PdV has also reached out to Iran and Russia, other countries run by governments friendly to Caracas. President Nicolas Maduro is in the throes of a political standoff with rival Juan Guaidó, who is recognized by most Western countries as Venezuela´s legitimate president.

PdV had been importing more than 100,000 b/d of refined products including gasoline and naphtha from the US before Washington announced the oil sanctions on 28 January.

Naphtha, all of which had come from the US, is critical for transporting Venezuela´s extra-heavy crude from the Orinoco oil belt as diluted crude oil (DCO). Part of the DCO is exported directly into the market. The rest is upgraded into synthetic crude or blended with domestic light crude at PdV´s main oil terminal of Jose. Without naphtha, 200,000-300,000 b/d of Venezuela's crude exports are at risk.

Local naphtha stocks used to make DCO are nearly exhausted, affecting production as early as next week, the oil ministry official said. A PdV official says the company and its joint venture partners are already dialing back well flow rates in the face of storage bottlenecks.

So far PdV is expressing confidence in its ability to open new supply channels.

"PdV is working with its most important partners and strategic allies to secure new supplies of the imported products needed for upstream production and refinery operations, and it has the will to resist the US sanctions," the official said.

Oil minister and PdV chief executive Manuel Quevedo maintains that the "criminal US sanctions" against the company have not hurt its core operations.

But PdV and oil union officials working with the company´s western, eastern, Orinoco and marketing divisions at Jose say the sanctions have severely disrupted operations.

Exports have backed up and products imports have stopped. PdV export clients, foreign products suppliers and tanker owners/operators are refusing to load and offload cargoes.
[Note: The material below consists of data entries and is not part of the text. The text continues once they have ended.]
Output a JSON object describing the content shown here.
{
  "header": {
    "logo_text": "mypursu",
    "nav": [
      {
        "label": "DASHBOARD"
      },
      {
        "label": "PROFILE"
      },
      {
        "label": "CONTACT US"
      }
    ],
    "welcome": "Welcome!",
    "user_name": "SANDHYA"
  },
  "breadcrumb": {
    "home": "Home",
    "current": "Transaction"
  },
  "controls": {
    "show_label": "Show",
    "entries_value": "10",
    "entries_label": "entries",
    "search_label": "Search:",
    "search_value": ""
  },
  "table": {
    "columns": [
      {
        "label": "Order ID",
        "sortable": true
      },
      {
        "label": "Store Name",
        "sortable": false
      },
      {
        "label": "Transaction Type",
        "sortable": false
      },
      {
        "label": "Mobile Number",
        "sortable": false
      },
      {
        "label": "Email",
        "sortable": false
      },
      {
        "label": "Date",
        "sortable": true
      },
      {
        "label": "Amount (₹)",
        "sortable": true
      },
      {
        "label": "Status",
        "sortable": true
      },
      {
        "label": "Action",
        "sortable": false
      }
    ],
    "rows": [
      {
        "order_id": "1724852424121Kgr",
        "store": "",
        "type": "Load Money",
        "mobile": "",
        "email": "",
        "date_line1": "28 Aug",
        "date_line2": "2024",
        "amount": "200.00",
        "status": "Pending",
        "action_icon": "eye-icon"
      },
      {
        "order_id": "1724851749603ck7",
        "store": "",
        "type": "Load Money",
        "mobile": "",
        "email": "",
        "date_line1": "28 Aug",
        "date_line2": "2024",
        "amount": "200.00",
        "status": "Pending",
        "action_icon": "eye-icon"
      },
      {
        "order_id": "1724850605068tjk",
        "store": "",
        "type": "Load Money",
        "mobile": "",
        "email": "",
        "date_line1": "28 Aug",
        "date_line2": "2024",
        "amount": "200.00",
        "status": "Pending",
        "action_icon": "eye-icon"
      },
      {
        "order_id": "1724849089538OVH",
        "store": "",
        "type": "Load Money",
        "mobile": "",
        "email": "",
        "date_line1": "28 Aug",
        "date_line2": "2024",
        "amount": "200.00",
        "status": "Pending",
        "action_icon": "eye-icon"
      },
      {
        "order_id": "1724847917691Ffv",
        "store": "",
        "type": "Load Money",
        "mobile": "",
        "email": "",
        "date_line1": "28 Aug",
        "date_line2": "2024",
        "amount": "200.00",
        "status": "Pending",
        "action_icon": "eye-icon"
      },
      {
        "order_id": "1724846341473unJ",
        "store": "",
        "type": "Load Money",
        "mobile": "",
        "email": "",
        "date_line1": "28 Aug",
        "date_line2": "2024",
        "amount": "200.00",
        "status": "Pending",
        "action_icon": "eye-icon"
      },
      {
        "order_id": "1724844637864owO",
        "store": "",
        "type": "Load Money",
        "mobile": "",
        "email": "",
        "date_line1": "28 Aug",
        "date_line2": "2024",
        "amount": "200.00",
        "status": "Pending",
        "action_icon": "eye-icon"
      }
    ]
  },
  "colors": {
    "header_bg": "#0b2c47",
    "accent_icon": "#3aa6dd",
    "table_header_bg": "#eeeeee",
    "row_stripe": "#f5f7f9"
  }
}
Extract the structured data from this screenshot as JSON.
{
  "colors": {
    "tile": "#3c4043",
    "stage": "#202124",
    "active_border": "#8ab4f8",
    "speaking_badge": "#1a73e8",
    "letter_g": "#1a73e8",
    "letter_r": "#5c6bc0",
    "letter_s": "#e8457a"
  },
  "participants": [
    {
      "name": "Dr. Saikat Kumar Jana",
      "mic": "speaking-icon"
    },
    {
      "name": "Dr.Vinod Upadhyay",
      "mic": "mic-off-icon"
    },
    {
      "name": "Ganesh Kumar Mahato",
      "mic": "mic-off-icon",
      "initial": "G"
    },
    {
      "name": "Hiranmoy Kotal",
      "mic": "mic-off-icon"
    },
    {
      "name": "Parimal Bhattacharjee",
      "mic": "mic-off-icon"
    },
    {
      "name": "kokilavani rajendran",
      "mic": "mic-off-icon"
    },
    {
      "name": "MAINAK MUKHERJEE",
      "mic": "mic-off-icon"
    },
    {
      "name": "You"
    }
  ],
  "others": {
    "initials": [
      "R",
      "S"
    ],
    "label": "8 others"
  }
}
Venezuelan security forces earlier seized at least two tankers with motor fuel and forced their crews to unload. Up to a half-dozen more incidents at PdV terminals have been reported, involving confrontations between tanker crews carrying import cargoes and PdV officials backed by security forces including national guard and police, independent shipping agents in Caracas, Maracaibo and Jose said.